Species of flowering plant

Galanthus alpinus var. alpinus, also known as the Caucasian snowdrop, is a variety of flowering plant within the subfamily Amaryllidoideae.

== Description ==
Galanthus alpinus var. alpinus is a perennial, bulb plant. Bulbs range from 2.5 – 4 cm long and 1.5 – 2 cm in diameter. The plants leaves are linear and green. Leaf length ranges from 4 – 8 cm before flowering and increase to 10 – 18 cm long after flowering. Flowers are 1.7 - 2.5 cm long and 0.8 - 1.5 cm wide. Outer petals are white however the plant possess a green spot on the inner petal segments.

== Distribution ==

=== Natural range ===
Galanthus alpinus var. alpinus is native to much of Europe, where it can be found in the following locations: Albania, Austria, Belarus, Bosnia and Herzegovina, Bulgaria, Crimea, Czech Republic, East Aegean Islands, France, Germany, Greece, Hungary, Italy, North Caucasus, Poland, Romania, Sicily, Slovakia, Spain, Switzerland, South Caucasus, European Turkey, Ukraine, Kosovo, Macedonia, Montenegro, Serbia and Slovenia. It is also native to parts of Asia such as: Iran, Lebanon, Syria, Palestine and Turkey.

=== Introduced range ===
Galanthus alpinus var. alpinus has also been introduced to many parts of the world outside of its native range.

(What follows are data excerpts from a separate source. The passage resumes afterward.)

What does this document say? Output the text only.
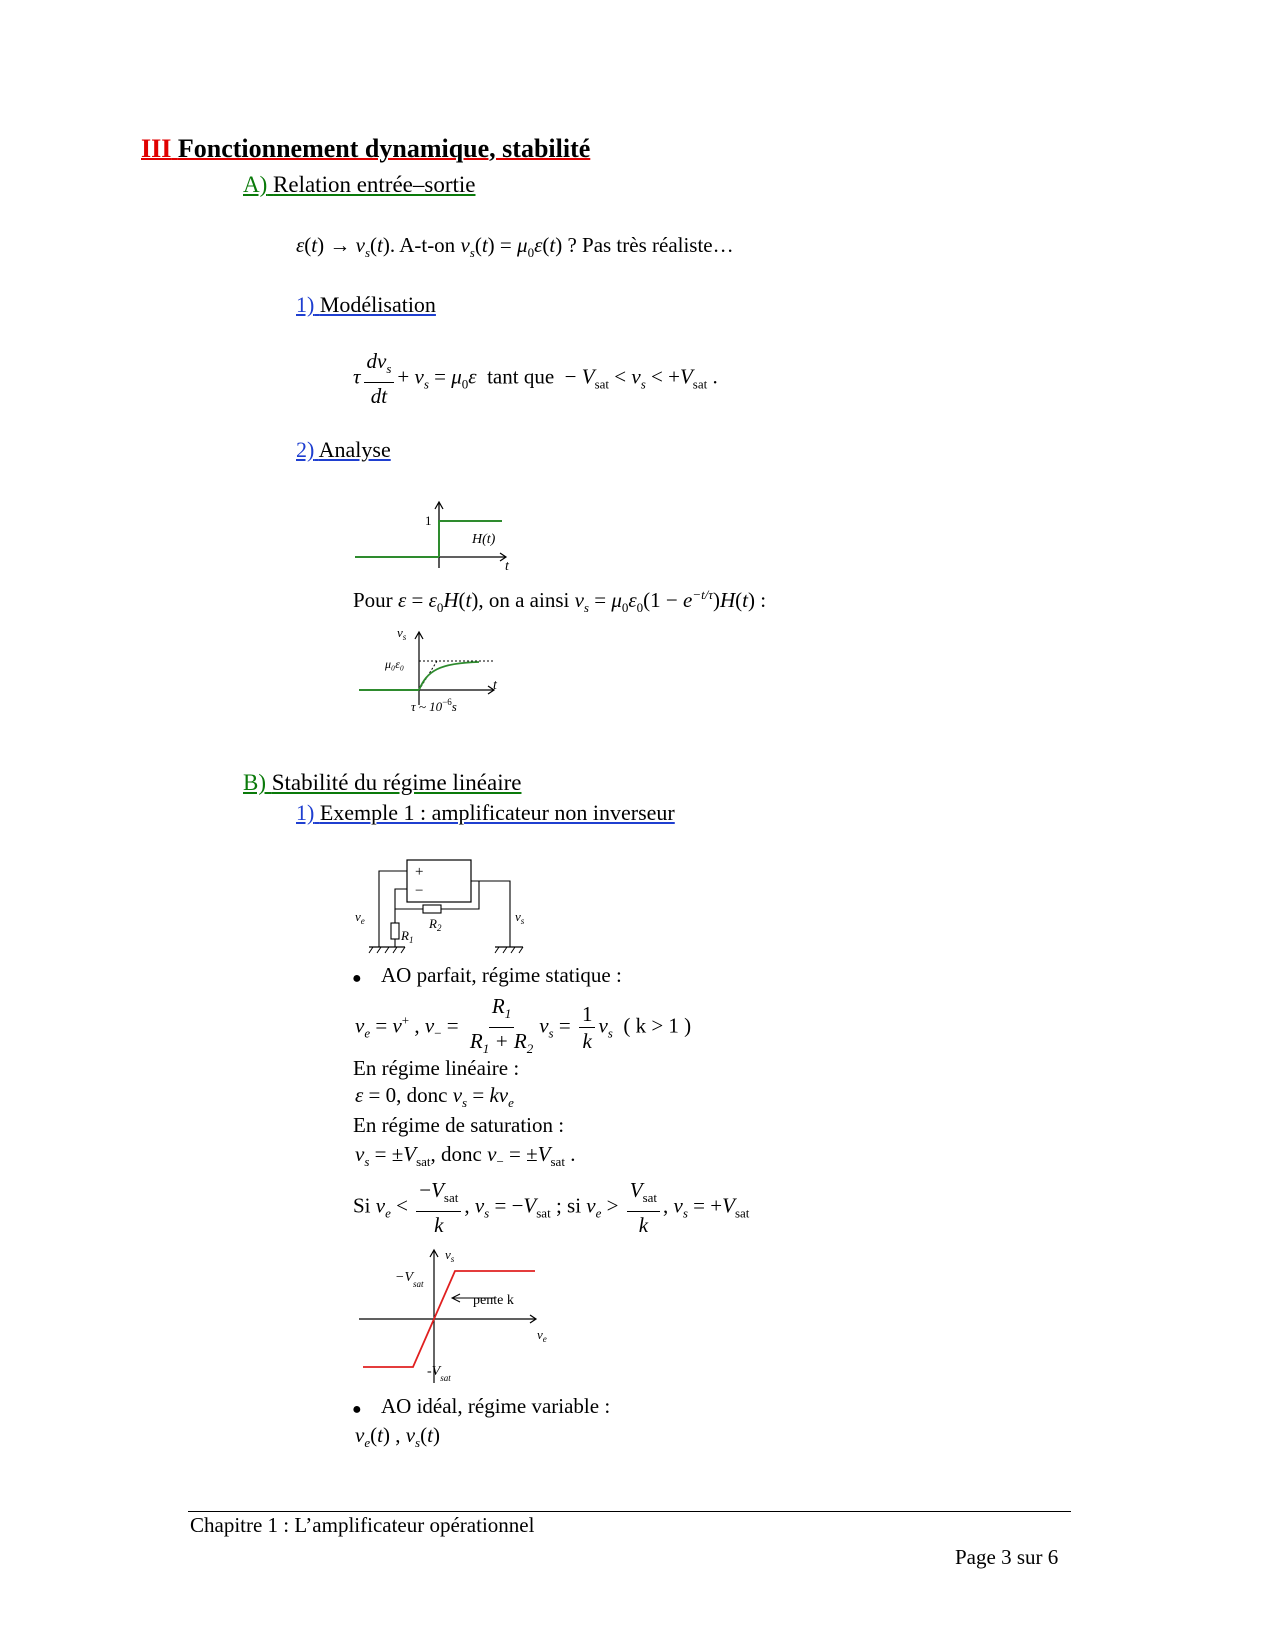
III Fonctionnement dynamique, stabilité
A) Relation entrée–sortie
$\varepsilon(t) \to v_s(t)$. A-t-on $v_s(t) = \mu_0\varepsilon(t)$ ? Pas très réaliste…
1) Modélisation
τ $\frac{dv_s}{dt} + v_s = \mu_0\varepsilon$ tant que  − $V_{sat} < v_s < +V_{sat}$ .
2) Analyse
1
H(t)
t
Pour $\varepsilon = \varepsilon_0H(t)$, on a ainsi $v_s = \mu_0\varepsilon_0(1 - e^{-t/\tau})H(t)$ :
$v_s$
μ₀ε₀
t
τ ~ $10^{-6}s$
B) Stabilité du régime linéaire
1) Exemple 1 : amplificateur non inverseur
+
−
$v_e$	$v_s$
$R_1$
$R_2$
● AO parfait, régime statique :
$v_e = v^+$ , $v_- = \frac{R_1}{R_1 + R_2} v_s = \frac{1}{k} v_s$ ( k > 1 )
En régime linéaire :
ε = 0, donc $v_s = kv_e$
En régime de saturation :
$v_s = \pm V_{sat}$, donc $v_- = \pm V_{sat}$ .
Si $v_e < \frac{-V_{sat}}{k}$ , $v_s = -V_{sat}$ ; si $v_e > \frac{V_{sat}}{k}$ , $v_s = +V_{sat}$
$-V_{sat}$
pente k
$-V_{sat}$
$v_s$
$v_e$
● AO idéal, régime variable :
$v_e(t)$ , $v_s(t)$
Chapitre 1 : L’amplificateur opérationnel
Page 3 sur 6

It has spread further into Europe through introductions into Belgium, the Netherlands, Norway, Sweden and the United Kingdom.

It has also been introduced to the continent of North America where it can be found in the states of: Maryland, Massachusetts, Michigan, New Jersey, New York, North Carolina, Ohio, Pennsylvania, Utah, Virginia and Washington.

Galanthus alpinus var. alpinus has also been introduced into the Canadian provinces of New Brunswick, Newfoundland and Ontario.

== Habitat ==
Galanthus alpinus var. alpinus is known to inhabit woodland, grassland and mountainous habitats.

It can also be found in manmade habitats such as churchyards, gardens and roadsides.

== Uses ==
Galanthus alpinus var. alpinus can be used as an unusual ornamental plant in garden borders and lawns.

This variety contains the alkaloid galantamine. When isolated the alkaloid can be used to successfully treat mild or moderate Alzheimer's disease. Galantamine has also been used to treat injuries to the nervous system and to induce abortion in the early stages of pregnancy.